Writeup: Measuring Me Take 2

Breaking the Habit of Morning Phone Scrolling

Scrolling on my phone in the morning has become a mindless routine that disrupts my productivity and sets a sluggish tone for the rest of the day. I decided to track and try to change that behavior.

Measuring

I measured my morning phone scrolling behavior over three days, noting the time I started scrolling, the duration of the activity, and the triggers that led me to pick up my phone:

  • Day 1:
    • Wake-up time: 7:00 AM
    • Scrolling duration: 45 minutes
    • Trigger: Feeling tired and unmotivated to get out of bed.
    • Emotional state: Guilt after realizing the wasted time.
  • Day 2:
    • Wake-up time: 7:15 AM
    • Scrolling duration: 35 minutes
    • Trigger: Procrastinating on morning tasks.
    • Emotional state: Guilt, followed by more scrolling to escape it.
  • Day 3:
    • Wake-up time: 7:05 AM
    • Scrolling duration: 50 minutes
    • Trigger: Stress about tasks for the day.
    • Emotional state: Continued scrolling as a coping mechanism for anxiety.

Model 1

The first model represents a loop of interrelated factors that contribute to my morning scrolling habit:

  1. Wake up at 7:00 AM
  2. Feeling tired and not wanting to get out of bed
  3. Scrolling on Instagram to escape the guilt of not getting up
  4. Feeling more guilty for wasting time
  5. Escaping guilt by continuing to scroll

This cycle highlights how guilt acts as both a consequence and a trigger, perpetuating the behavior.

Model 2

The second model visualizes the relationship between guilt and time spent scrolling.
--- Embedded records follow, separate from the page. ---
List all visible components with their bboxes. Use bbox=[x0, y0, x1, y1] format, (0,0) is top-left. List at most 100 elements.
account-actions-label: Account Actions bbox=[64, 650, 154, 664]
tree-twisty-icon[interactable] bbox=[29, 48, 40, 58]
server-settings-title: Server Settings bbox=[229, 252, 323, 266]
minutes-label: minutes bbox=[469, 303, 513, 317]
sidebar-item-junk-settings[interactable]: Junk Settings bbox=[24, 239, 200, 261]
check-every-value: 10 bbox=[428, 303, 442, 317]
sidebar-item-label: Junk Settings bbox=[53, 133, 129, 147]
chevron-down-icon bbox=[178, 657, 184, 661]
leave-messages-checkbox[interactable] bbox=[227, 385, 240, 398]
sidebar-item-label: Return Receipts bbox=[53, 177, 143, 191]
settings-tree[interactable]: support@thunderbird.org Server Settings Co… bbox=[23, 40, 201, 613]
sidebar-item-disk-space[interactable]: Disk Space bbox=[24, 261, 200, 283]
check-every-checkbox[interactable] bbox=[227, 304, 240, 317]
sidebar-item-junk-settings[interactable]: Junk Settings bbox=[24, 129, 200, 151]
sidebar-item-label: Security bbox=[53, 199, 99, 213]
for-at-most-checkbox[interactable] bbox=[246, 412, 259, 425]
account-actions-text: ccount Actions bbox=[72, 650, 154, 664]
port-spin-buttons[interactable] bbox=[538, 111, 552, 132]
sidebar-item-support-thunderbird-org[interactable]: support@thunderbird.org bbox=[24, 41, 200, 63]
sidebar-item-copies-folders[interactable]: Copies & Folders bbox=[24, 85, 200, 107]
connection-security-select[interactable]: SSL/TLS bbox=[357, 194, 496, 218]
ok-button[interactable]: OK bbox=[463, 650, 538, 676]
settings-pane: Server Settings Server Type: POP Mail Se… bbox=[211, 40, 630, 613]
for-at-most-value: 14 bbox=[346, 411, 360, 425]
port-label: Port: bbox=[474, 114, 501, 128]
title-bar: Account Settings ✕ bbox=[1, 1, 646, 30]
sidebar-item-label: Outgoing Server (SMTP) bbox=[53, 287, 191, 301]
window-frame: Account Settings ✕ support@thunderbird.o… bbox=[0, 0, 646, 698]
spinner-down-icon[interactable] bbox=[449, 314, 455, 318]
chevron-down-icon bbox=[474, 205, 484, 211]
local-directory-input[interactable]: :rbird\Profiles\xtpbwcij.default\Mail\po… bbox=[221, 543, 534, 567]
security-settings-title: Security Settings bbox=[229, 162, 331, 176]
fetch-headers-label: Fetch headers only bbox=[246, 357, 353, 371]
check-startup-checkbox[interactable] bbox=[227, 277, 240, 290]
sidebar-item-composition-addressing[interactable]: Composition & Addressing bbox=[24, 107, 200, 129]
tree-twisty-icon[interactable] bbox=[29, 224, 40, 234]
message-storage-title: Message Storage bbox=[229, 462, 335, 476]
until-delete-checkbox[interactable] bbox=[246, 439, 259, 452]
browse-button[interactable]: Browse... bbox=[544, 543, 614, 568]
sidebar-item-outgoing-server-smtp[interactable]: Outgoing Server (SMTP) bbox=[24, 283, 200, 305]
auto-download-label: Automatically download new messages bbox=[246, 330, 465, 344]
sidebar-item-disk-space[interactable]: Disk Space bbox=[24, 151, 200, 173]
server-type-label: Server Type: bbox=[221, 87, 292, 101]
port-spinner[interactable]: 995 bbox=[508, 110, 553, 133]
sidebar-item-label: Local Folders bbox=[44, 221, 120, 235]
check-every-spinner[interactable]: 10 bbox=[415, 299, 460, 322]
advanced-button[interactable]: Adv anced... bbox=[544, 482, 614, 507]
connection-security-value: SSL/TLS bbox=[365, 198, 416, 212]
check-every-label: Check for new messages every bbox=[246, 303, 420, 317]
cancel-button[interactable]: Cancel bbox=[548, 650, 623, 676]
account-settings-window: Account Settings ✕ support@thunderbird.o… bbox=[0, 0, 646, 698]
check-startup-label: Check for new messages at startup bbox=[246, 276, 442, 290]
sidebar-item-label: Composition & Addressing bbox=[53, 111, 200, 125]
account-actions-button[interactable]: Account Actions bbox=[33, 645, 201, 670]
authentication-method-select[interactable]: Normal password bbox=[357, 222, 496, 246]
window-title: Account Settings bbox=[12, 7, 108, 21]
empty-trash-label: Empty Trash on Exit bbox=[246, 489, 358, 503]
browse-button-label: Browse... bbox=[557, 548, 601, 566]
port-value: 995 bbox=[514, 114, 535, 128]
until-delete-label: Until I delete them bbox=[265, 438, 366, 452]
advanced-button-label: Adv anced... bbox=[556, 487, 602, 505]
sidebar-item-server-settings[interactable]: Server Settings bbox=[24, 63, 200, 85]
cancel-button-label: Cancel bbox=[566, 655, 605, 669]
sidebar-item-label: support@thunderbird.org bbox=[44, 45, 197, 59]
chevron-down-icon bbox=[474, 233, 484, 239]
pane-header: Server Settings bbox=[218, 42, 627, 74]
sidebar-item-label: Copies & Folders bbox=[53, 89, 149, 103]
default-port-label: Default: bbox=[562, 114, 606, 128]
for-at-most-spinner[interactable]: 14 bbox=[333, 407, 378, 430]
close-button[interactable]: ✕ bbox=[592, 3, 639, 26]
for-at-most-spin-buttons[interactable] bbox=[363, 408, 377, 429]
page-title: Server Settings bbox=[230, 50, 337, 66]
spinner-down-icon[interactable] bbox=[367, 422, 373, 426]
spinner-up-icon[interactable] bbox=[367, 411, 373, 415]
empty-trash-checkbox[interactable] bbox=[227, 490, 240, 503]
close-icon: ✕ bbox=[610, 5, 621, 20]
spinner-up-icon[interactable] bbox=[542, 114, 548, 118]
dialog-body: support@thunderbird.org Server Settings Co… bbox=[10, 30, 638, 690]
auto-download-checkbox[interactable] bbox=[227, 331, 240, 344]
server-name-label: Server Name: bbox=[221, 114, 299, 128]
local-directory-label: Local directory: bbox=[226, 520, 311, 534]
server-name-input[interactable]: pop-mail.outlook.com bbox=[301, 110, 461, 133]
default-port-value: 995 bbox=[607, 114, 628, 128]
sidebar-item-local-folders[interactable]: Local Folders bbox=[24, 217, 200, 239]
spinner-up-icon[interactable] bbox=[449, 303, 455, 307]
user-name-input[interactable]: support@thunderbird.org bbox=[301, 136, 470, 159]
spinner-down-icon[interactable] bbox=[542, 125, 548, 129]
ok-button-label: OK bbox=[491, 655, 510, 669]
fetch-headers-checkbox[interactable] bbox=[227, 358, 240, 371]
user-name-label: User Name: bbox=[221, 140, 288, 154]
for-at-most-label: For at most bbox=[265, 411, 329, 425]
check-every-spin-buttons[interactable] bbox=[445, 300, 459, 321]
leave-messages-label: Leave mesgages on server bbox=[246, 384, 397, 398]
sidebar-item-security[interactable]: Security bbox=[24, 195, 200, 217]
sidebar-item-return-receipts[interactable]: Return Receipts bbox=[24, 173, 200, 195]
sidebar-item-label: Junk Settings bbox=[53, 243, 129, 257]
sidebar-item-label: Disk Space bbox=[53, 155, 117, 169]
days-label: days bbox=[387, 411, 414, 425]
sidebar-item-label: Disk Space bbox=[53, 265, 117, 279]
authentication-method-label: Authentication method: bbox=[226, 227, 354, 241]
As guilt increases, so does the time spent scrolling, creating a feedback loop where scrolling temporarily relieves guilt but ultimately worsens it over time.

Reflection

I became aware of how emotions, particularly guilt, played a critical role in reinforcing my habit, as I noticed that even though I felt guilty about wasting time, I continued to scroll to avoid confronting that guilt directly. While tracking for three days provided valuable insights, extending the tracking period could offer a more comprehensive view of patterns and triggers. To break the habit, I plan to try different interventions, such as placing my phone out of reach before bed to reduce morning temptation and replacing scrolling with healthier activities like journaling or stretching. Additionally, tracking my emotional states in greater detail could help me better understand how specific emotional triggers influence my behavior.